Sumit Kothari and Neil Strachan
26th May 2023

 

This report highlights the potential role of energy cooperatives as intermediaries for renewable energy adoption and as prominent actors in future renewable energy systems.

Energy cooperatives can channel the sizable resources within communities and act as intermediaries by linking potential adopters with a wide range of actors. By enabling social learning for renewables using their social linkages they can transform the technological, social, cultural, and political spaces around renewables.

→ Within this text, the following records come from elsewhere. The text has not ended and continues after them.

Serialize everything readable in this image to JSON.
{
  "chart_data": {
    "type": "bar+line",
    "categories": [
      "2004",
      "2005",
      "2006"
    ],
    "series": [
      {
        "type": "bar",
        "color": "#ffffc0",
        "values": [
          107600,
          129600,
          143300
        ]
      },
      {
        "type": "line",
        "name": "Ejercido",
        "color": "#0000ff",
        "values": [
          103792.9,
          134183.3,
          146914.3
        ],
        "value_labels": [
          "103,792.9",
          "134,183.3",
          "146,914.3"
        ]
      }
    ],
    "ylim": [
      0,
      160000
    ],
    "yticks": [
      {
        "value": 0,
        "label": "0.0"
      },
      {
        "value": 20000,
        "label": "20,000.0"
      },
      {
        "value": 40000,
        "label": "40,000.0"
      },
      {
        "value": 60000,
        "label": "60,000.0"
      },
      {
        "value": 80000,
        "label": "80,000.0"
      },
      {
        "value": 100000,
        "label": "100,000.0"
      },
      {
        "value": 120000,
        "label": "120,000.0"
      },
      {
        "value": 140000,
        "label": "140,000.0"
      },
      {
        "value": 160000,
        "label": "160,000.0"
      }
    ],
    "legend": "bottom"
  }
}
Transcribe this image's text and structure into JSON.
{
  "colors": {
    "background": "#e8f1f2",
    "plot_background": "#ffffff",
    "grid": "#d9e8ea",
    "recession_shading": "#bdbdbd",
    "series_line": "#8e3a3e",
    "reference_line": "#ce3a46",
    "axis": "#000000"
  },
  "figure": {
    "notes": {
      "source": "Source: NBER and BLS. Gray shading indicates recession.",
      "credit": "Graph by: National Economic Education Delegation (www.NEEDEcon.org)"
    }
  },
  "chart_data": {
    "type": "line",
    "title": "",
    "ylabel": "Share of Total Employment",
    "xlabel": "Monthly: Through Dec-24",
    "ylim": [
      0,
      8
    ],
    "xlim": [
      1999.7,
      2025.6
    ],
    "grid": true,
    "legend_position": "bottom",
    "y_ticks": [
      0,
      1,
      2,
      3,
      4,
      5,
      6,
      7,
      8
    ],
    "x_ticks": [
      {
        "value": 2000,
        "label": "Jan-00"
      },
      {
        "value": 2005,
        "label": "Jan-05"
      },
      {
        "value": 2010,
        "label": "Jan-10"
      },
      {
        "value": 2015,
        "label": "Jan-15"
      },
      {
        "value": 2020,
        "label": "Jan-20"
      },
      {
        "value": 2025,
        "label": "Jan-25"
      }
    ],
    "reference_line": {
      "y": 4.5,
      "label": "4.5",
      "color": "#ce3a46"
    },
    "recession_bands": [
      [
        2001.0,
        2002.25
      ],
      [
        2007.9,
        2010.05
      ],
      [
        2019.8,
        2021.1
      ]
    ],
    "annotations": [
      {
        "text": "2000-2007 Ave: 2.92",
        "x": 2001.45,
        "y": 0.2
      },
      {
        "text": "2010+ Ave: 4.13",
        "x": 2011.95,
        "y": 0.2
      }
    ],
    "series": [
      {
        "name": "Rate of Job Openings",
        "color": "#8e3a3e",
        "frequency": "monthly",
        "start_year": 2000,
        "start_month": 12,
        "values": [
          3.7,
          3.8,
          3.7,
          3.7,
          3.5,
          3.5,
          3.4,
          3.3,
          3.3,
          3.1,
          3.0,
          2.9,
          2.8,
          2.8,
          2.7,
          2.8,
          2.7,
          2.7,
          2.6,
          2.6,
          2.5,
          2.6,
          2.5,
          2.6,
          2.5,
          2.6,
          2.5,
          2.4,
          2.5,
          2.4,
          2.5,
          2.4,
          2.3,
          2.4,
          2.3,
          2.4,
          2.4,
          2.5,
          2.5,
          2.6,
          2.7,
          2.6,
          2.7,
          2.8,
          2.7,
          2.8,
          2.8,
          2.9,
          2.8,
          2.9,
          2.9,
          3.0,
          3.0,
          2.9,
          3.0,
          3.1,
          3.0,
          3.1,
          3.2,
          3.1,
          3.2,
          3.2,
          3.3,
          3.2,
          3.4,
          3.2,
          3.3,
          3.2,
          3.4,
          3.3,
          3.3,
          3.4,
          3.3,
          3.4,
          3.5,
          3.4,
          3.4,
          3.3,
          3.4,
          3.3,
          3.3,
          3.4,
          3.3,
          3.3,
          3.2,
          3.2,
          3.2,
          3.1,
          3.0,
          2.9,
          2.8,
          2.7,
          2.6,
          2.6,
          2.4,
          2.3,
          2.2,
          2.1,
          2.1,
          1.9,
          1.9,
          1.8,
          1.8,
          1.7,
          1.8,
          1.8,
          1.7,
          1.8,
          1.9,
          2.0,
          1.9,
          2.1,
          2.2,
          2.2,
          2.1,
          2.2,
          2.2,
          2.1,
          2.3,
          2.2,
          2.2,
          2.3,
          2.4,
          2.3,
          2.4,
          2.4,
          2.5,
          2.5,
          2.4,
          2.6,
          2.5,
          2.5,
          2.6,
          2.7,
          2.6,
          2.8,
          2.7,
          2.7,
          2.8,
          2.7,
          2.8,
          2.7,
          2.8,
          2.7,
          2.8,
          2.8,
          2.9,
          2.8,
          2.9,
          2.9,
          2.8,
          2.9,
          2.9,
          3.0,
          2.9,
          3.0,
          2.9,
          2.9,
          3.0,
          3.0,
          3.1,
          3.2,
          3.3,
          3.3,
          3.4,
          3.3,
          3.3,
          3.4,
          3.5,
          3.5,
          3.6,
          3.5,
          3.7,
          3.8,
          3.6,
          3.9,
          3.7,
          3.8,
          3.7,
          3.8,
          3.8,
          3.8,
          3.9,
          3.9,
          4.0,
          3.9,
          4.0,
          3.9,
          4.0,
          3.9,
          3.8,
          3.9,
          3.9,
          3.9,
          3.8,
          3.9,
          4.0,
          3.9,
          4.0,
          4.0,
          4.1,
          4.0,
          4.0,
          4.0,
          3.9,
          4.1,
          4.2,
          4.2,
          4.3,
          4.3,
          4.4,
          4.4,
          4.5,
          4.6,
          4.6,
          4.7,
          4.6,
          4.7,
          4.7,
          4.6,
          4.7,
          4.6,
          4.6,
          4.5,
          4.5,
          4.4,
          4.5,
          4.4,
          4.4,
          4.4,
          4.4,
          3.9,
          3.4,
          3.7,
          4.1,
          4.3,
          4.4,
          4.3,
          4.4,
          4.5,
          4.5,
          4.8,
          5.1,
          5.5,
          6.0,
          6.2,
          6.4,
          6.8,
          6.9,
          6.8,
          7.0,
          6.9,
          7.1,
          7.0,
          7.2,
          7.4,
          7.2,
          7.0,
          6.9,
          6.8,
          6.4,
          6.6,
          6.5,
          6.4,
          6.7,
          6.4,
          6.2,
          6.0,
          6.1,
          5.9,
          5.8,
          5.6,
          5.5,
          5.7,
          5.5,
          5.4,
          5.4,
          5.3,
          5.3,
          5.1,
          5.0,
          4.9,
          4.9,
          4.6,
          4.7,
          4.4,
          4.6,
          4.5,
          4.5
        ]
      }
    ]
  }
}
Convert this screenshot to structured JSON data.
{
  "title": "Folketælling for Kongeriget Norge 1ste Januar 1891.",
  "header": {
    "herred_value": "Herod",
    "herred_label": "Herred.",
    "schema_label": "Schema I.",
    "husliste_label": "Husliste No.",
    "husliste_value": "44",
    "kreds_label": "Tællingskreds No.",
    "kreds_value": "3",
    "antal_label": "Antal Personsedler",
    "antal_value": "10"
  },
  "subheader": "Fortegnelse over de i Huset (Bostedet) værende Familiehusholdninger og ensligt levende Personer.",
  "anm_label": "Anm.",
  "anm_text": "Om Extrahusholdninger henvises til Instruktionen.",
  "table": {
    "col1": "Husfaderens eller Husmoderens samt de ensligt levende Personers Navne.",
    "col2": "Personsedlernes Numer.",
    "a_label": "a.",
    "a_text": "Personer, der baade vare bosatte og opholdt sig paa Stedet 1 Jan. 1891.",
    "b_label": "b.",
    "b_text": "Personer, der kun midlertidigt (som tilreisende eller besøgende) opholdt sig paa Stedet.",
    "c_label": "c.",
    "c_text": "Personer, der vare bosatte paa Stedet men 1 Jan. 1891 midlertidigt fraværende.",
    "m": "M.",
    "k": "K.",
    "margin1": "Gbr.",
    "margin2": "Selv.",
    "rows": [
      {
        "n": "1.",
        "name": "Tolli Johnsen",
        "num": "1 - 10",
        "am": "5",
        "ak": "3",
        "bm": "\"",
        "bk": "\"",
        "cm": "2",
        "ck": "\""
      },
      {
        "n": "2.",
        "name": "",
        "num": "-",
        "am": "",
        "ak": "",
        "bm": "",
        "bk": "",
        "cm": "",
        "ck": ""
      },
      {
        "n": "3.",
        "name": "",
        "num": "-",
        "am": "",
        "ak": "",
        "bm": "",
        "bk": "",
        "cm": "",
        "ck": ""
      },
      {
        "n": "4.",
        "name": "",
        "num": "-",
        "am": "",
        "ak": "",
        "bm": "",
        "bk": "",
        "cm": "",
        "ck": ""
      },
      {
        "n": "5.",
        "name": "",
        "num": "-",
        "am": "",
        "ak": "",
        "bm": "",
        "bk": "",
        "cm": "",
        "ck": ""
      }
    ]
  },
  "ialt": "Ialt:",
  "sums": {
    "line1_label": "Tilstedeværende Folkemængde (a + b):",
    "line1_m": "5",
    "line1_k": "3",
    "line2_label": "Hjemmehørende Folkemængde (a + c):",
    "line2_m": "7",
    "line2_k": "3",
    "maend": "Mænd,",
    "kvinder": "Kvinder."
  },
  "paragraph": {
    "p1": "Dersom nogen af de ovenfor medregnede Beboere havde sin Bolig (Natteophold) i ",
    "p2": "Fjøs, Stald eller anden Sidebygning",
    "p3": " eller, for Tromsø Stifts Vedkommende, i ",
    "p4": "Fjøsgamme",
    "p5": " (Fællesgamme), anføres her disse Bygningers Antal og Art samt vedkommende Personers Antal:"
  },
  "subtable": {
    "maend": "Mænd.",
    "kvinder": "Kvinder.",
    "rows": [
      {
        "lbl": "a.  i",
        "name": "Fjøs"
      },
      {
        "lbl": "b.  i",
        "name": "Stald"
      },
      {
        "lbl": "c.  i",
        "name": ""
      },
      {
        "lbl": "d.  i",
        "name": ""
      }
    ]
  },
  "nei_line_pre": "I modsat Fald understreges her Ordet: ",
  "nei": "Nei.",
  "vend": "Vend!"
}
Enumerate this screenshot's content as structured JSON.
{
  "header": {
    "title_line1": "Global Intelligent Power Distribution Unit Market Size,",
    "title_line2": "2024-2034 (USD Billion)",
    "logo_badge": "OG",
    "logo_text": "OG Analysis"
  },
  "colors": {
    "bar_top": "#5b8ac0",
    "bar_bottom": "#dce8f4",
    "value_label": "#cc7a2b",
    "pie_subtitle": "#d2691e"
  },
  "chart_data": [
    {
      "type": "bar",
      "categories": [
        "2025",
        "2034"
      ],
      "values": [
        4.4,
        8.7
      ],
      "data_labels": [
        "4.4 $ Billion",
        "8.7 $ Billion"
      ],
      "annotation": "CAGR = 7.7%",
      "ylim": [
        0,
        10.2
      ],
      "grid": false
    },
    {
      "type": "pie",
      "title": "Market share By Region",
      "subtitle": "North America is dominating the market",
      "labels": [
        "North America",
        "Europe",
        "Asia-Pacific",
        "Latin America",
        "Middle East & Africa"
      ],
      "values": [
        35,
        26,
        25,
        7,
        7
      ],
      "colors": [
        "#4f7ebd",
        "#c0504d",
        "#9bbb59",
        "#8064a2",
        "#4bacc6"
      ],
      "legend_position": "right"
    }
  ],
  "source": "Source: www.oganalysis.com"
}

Cooperatives have proven to be competitive, efficient, scalable, and adaptable organisations in numerous sectors of the economy while creating both social and economic value. In the energy sector, cooperatives have emerged around the world, driven by policy incentives and market protections as well as the desire of communities to achieve energy self-sufficiency and pursue an eco-social agenda. Adaptation to changing conditions and generating economies of scale however requires cooperatives to evolve their organisation and capital structure so that they can become more efficient and access larger amounts of external capital.

Energy cooperatives need a supportive policy environment that empowers them to effectively organise, grow, diversify, and evolve. Policy makers can establish simplified institutional processes, improve access to finance, reduce technical barriers and integrate them better in future low-carbon energy systems.